For the foregoing reasons, the judgment of the trial court is affirmed. Costs of this appeal are assessed to Warren Doucet.

AFFIRMED.

Although Plaintiff sued Lotaire Duhon, other information in the record implies that it was the heirs of Lotaire Duhon who executed the lease and may have inherited the property. For purposes of this opinion, we will simply refer to Duhon as the owner of the property.

As noted above, Plaintiff also named Duhon as a defendant. The summary judgments granted in the present matter only involve Superior and Shelf. Neither Duhon nor the Duhon heirs are involved in this appeal.

Although there were two motions for summary judgment, the trial court signed one judgment in which it granted both motions, dismissing Plaintiff's claims.

"The Courts of Appeal will review only issues which were submitted to the trial court and which are contained in specifications or assignments of error, unless the interest of justice clearly requires otherwise." Uniform Rules-Courts of Appeal, Rule 1-3 ; (Emphasis added). Plaintiff has not designated assignments of error for us to consider. Rather, Plaintiff argues in brief that because of the language of the contract between Shelf and Duhon, he was a third-party beneficiary of that contract. With this as a legal basis, Plaintiff contends numerous genuine issues of material fact existed which would have made summary judgment improper. Although we could reach this argument in "the interest of justice," we find this argument is not properly before us for reasons more fully explained infra .

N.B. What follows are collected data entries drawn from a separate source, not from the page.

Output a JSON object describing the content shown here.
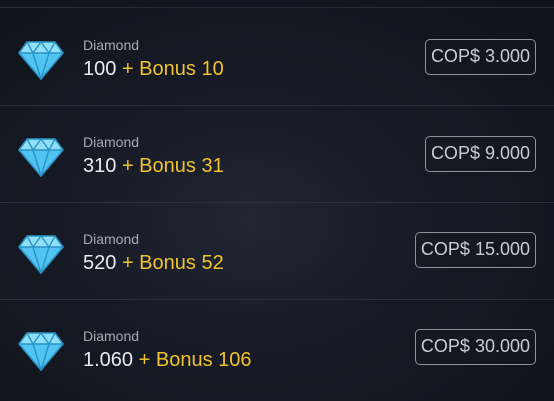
{
  "accent_bonus_color": "#f2c229",
  "gem_color": "#52c4f2",
  "items": [
    {
      "icon": "diamond-icon",
      "label": "Diamond",
      "amount": "100",
      "bonus": "+ Bonus 10",
      "price": "COP$ 3.000"
    },
    {
      "icon": "diamond-icon",
      "label": "Diamond",
      "amount": "310",
      "bonus": "+ Bonus 31",
      "price": "COP$ 9.000"
    },
    {
      "icon": "diamond-icon",
      "label": "Diamond",
      "amount": "520",
      "bonus": "+ Bonus 52",
      "price": "COP$ 15.000"
    },
    {
      "icon": "diamond-icon",
      "label": "Diamond",
      "amount": "1.060",
      "bonus": "+ Bonus 106",
      "price": "COP$ 30.000"
    }
  ]
}
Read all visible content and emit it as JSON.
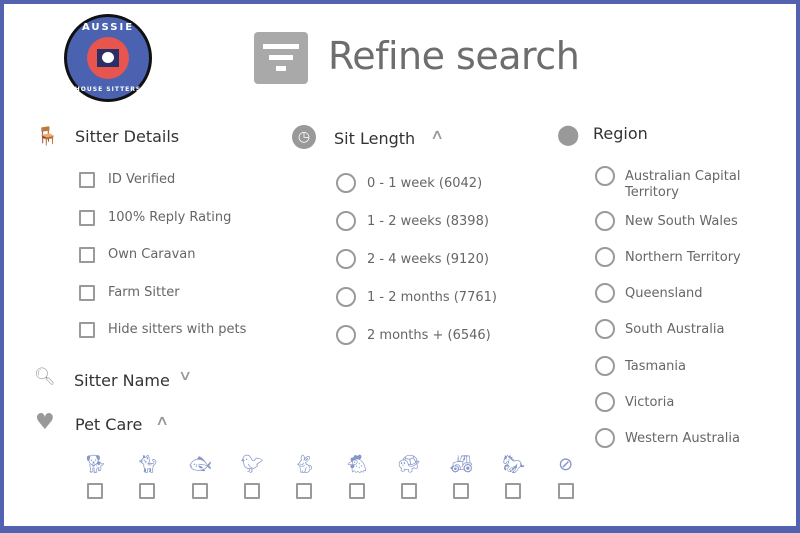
{
  "brand": {
    "logo_text_top": "AUSSIE",
    "logo_text_bottom": "HOUSE SITTERS",
    "border_color": "#5362b0",
    "accent_pet_icon": "#8696c8"
  },
  "header": {
    "title": "Refine search",
    "icon": "filter-icon"
  },
  "sitter_details": {
    "title": "Sitter Details",
    "icon": "chair-icon",
    "items": [
      {
        "label": "ID Verified",
        "checked": false
      },
      {
        "label": "100% Reply Rating",
        "checked": false
      },
      {
        "label": "Own Caravan",
        "checked": false
      },
      {
        "label": "Farm Sitter",
        "checked": false
      },
      {
        "label": "Hide sitters with pets",
        "checked": false
      }
    ]
  },
  "sitter_name": {
    "title": "Sitter Name",
    "icon": "search-icon",
    "expanded": false
  },
  "pet_care": {
    "title": "Pet Care",
    "icon": "heart-icon",
    "expanded": true,
    "pets": [
      "dog",
      "cat",
      "fish",
      "bird",
      "rabbit",
      "poultry",
      "reptile",
      "farm",
      "horse",
      "none"
    ]
  },
  "sit_length": {
    "title": "Sit Length",
    "icon": "clock-icon",
    "expanded": true,
    "options": [
      "0 - 1 week (6042)",
      "1 - 2 weeks (8398)",
      "2 - 4 weeks (9120)",
      "1 - 2 months (7761)",
      "2 months + (6546)"
    ]
  },
  "region": {
    "title": "Region",
    "icon": "location-pin-icon",
    "options": [
      "Australian Capital Territory",
      "New South Wales",
      "Northern Territory",
      "Queensland",
      "South Australia",
      "Tasmania",
      "Victoria",
      "Western Australia"
    ]
  }
}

See and compare Buggage v. Volks Constructors , 06-175 (La. 5/5/06), 928 So.2d 536 (per curiam) (holding the time limitation established by La.Code Civ.P. art. 966(B) for the service of affidavits in opposition to a motion for summary judgment is mandatory and finding no abuse of discretion by the trial court's exclusion as inadmissible affidavits not timely filed); Bond v. Your Mom's Restaurant and Bar , 18-924 (La.App. 1 Cir. 12/21/18) (unpublished opinion) (holding that a motion to strike was an appropriate procedural vehicle to attack the admissibility of opposition documents based on their untimeliness); and Lewis v. Old Republic Ins. Co. , 17-456 (La.App. 3 Cir. 8/23/17), 226 So.3d 557 (finding that where the mover filed a motion to strike, the trial court has no discretion to allow a late-filed opposition to motion for summary judgment as mandated by La.Code Civ.P. art. 966(B)(2) when the parties have not agreed otherwise).

As explained in Celestine , 652 So.2d at 1304 :

[T]he individual circumstances, including but not limited to the social, moral, economic considerations, the degree of knowledge of the repairman, the incentive or disincentive to the owner to repair the vice or defect, the reasonableness of presuming that a particular repairman is cognizant of the particular risks, and the ability of the repairmen to minimize such risks, should all be factored into and weighed in the "unreasonable risk" calculation.